Jerry is an amateur woodworker and struggling shade tree mechanic. There's nothing he can't take apart, but many things he can't reassemble. You'll find him writing and speaking his loud opinion on Android Central and occasionally on Twitter.

13 Comments
  • Exactly! That's been my thinking for a long time. Part of it is also I don't trust me not to screw it up somehow.
  • Using a smartphone to maybe set them up is fine, but I agree, having to need a phone for them is kind of a pain.
  • There can be all sorts of reasons you don't have access to your smartphone. I don't have a spare on hand. What happens when it breaks? I don't want products that depend on having it to function. That's part of why I was slow to adopt 2 factor auth on some things although now I do it.
  • You make a good point. It may be necessary to have a spare phone and sim on hand at this point in time. Specific to smart devices though, can't they all work through voice activation though like a google home or alexa device? And the nest door smart lock has a keypad on it for backup.
  • And then there's also the fact that most (if not all) of these smart devices are insecure AF which means they can be used for nefarious purposes.
  • This is why I like wall switches. You can still use them as normal switches if you have no internet connection.
    Hub required is even better as no internet connection required at all. Just connect every once in awhile for updates.

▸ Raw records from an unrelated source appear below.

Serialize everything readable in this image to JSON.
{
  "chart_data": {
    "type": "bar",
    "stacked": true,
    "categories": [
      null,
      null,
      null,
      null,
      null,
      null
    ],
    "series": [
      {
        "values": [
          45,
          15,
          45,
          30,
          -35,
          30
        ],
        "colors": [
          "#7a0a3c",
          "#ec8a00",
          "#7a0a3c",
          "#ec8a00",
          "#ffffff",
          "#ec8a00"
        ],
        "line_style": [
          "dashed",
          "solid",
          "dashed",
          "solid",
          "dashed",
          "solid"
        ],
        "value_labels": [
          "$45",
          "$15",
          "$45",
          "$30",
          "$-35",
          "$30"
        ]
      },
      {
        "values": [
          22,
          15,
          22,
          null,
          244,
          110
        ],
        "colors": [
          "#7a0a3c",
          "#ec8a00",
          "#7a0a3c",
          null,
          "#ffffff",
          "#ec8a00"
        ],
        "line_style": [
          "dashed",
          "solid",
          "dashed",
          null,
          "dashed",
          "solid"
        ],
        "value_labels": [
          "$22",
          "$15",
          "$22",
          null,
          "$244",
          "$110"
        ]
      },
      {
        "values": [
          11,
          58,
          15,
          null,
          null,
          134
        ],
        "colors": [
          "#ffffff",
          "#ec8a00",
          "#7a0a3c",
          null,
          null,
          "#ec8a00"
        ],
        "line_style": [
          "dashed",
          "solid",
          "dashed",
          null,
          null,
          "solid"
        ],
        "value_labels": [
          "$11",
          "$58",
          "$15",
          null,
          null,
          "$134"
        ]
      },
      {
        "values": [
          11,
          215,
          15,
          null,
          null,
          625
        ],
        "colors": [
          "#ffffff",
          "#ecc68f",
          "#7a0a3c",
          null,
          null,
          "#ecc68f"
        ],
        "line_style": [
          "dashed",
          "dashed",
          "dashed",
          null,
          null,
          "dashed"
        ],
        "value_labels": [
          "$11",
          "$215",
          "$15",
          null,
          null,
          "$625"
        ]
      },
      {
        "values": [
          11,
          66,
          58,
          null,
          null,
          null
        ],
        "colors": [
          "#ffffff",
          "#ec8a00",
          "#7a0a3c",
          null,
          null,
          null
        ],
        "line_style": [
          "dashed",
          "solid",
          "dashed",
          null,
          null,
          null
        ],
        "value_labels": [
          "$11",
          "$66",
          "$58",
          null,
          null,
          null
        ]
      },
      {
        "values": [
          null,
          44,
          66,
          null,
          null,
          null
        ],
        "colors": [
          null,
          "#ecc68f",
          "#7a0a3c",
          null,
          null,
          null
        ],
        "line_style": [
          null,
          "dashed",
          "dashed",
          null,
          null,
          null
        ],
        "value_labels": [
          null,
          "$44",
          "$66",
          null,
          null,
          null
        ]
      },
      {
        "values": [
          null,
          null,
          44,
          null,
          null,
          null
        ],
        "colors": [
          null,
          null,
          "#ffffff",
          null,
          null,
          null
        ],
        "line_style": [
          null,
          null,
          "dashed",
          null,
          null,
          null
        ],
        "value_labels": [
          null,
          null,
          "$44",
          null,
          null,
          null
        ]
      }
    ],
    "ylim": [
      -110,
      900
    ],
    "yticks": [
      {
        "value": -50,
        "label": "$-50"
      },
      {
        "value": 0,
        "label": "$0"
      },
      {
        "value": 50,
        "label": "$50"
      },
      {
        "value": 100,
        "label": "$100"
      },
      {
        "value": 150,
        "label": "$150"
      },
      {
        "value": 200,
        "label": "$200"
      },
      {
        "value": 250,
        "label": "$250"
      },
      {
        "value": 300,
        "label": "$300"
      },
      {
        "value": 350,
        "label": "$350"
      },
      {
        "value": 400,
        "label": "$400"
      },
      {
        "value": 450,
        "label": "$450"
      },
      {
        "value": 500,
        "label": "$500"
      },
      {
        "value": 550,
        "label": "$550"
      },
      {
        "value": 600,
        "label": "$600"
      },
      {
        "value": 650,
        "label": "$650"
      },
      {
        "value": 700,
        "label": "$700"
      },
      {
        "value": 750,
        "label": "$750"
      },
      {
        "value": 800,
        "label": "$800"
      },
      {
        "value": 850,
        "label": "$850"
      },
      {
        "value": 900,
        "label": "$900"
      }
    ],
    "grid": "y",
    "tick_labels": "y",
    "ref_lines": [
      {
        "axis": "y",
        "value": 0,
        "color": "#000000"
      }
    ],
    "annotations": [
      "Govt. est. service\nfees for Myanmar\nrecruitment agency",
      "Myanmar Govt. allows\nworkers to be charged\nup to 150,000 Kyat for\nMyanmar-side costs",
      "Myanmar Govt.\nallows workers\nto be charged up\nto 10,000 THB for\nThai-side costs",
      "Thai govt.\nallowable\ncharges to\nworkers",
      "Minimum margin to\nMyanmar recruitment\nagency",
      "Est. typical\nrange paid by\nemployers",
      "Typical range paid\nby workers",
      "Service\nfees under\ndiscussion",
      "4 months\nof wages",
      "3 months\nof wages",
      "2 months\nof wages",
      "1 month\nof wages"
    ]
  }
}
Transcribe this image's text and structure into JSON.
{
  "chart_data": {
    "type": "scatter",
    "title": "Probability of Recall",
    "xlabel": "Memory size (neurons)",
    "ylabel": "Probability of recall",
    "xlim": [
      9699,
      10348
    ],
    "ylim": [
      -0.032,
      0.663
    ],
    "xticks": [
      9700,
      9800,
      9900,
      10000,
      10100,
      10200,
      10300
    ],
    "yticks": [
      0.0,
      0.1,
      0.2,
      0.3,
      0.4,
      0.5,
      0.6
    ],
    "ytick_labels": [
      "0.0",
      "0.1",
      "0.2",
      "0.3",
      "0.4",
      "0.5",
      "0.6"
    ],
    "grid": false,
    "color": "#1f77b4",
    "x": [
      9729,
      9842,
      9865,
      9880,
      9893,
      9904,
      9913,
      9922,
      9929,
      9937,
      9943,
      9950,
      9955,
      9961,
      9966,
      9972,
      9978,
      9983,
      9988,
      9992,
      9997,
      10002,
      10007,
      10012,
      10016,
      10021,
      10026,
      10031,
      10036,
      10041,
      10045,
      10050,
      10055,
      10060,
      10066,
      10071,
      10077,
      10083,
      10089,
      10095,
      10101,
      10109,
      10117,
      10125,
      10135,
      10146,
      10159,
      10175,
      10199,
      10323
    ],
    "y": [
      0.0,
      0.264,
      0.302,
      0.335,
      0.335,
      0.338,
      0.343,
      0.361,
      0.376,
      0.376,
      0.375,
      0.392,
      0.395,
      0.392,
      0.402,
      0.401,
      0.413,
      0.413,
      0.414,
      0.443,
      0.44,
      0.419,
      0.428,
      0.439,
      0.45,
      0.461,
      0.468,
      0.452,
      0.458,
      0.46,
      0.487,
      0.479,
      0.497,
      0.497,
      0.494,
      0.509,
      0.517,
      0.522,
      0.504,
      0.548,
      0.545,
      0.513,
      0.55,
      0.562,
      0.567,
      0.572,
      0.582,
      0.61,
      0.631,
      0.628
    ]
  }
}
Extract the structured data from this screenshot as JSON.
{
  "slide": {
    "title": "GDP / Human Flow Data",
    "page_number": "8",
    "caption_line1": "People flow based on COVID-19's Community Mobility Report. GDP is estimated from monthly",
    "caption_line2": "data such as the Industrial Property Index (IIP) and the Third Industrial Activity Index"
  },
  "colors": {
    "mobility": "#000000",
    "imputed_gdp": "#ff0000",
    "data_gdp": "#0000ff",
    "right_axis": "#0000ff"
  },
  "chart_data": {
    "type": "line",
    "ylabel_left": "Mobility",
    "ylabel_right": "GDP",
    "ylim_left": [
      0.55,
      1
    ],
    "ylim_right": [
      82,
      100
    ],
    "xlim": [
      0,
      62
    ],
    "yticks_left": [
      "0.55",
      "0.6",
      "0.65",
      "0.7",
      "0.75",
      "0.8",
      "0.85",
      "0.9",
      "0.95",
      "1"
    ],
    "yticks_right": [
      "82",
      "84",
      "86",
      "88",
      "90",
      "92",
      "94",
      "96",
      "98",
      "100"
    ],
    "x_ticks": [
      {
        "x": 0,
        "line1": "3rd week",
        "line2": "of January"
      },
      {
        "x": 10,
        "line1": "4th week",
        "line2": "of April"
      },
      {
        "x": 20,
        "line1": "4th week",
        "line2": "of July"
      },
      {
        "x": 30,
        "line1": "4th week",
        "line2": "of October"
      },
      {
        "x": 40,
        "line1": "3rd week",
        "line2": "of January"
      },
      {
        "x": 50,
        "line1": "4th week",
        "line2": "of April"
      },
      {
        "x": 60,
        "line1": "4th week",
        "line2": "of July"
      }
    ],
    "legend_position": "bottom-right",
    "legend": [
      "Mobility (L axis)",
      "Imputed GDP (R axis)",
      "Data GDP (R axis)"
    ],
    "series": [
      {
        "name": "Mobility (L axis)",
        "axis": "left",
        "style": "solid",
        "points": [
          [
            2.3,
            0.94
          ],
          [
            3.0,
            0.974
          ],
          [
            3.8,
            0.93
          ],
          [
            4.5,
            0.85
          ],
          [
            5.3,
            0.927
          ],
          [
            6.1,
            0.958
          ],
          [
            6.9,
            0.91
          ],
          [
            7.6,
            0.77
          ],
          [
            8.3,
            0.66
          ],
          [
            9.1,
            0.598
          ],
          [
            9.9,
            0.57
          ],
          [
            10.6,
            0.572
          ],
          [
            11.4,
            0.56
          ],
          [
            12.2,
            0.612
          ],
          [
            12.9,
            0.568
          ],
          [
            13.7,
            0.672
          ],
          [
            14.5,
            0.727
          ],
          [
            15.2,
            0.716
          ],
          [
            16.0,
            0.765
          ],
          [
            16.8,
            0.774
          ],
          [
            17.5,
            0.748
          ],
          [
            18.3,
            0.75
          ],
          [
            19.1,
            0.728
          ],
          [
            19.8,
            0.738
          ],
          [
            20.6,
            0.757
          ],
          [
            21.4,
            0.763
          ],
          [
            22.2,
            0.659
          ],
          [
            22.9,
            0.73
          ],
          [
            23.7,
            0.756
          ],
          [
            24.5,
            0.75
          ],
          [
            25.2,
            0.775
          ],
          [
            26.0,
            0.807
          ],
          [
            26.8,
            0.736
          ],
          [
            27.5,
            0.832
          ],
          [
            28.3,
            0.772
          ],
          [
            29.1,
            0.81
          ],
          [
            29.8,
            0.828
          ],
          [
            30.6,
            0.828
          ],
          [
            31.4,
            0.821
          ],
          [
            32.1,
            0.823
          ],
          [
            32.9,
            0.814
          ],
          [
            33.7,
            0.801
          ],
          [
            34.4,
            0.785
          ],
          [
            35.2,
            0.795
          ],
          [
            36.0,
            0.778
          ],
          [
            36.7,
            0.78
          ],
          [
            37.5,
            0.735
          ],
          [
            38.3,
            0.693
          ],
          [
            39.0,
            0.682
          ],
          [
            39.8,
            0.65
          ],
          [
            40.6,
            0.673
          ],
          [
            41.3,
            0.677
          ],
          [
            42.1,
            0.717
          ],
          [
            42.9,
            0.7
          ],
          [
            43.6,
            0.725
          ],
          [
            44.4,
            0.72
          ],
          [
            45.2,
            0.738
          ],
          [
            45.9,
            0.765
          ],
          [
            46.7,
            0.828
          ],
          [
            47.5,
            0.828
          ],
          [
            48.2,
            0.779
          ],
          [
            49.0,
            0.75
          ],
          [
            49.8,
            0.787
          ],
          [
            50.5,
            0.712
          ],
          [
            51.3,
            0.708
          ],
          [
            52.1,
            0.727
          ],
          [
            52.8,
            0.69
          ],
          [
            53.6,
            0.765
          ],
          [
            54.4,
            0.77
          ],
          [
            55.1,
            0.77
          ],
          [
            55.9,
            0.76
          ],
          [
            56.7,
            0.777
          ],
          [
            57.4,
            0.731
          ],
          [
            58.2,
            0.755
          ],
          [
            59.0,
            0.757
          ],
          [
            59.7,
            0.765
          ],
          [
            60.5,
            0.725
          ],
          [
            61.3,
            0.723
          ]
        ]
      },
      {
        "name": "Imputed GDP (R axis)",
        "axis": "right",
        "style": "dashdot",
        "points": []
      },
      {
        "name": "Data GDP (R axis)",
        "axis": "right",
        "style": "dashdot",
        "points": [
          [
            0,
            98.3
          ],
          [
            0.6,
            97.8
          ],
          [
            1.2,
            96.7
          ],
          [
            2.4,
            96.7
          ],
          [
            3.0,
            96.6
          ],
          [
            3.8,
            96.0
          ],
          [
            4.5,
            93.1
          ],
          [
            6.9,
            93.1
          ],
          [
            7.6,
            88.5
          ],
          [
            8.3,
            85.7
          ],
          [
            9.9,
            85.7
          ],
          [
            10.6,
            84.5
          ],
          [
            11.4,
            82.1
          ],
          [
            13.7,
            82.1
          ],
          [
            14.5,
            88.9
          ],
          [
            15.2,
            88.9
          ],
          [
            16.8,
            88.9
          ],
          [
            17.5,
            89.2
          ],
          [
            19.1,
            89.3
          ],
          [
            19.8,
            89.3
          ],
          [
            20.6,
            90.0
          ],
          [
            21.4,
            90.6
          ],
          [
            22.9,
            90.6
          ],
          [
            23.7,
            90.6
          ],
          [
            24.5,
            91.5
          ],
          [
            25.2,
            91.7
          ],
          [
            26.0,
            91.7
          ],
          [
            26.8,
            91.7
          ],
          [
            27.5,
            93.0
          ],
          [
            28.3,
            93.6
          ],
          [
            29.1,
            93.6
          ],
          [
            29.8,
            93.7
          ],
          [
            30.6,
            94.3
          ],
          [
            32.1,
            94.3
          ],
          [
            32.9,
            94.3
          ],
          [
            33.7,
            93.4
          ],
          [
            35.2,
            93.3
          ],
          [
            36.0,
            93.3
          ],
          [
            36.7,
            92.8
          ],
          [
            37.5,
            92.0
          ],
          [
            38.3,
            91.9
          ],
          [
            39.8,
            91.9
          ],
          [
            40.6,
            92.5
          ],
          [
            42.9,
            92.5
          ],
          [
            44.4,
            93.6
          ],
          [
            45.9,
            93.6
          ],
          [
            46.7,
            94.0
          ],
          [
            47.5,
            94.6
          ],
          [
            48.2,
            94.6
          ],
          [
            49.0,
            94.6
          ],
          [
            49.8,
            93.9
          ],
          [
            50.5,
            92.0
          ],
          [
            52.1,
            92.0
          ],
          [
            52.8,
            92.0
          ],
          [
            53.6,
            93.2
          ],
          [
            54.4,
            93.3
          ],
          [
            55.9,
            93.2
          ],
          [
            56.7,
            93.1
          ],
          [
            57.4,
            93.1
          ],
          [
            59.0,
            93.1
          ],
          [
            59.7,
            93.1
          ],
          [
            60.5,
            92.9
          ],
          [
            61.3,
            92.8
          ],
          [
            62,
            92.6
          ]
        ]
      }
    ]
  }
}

  • When I read the lead-in, I thought I was going to disagree with you, but when you said, "products that require an app to make them work", I saw that we're on the same page. I have nothing against using an app to set things up, but all the smart products I buy don't require the app to keep them running. The best even have multiple ways of interfacing and programming them. Flexibility is the key.
    "Yeah. I'm starting to think that everything "smart" needs a dumb fallback."
    Agreed. Absolutely.
  • I have a Vicks thermometer that works only via an app. Bought it because pharmacy was sold out of other thermometers. Went to take kids temp and couldn't because they stopped Android compatibility and my wife and her iPhone were at work.
  • This. You sell a product that requires to use the phone, you support the app no matter how few users. You sold the damn thing this way that's your problem.
  • I usaully am a huge tech guy and early adopter. I haven't bought into smart home devices, lamps are easy enough to turn on already, my thermostat stays at the same temperature all the time, I have an eye hope in my door so I don't need a camera. I just don't see the real benefit of these devices at this point, I'm sure one day they will get sophisticated everyone will have them just like smartphones, but they aren't there yet. For one the security just sucks these days, that's enough of a reason to stay away for awhile longer
  • Some things just don't need to be "connected". I have wireless, dimmable lights that come with little handheld remote controls. One remote will operate all the lights in a room, which is what I want. Each bulb comes with one, so if I lose or break one, I have several spares. The remote is right at hand no matter where I left my phone. Nobody can use these to hack my home network because they're not on it.
  • I'll just walk into my house and flip the switch while others are screwing around with their devices. I don't need my stupid phone to control every aspect of my life, the less I have that box in front of me the better IMO.
  • The Blink cameras are a great solution- except my folks don't use smart devices. A web interface would make them a hell of a lot more useful for my elderly parents.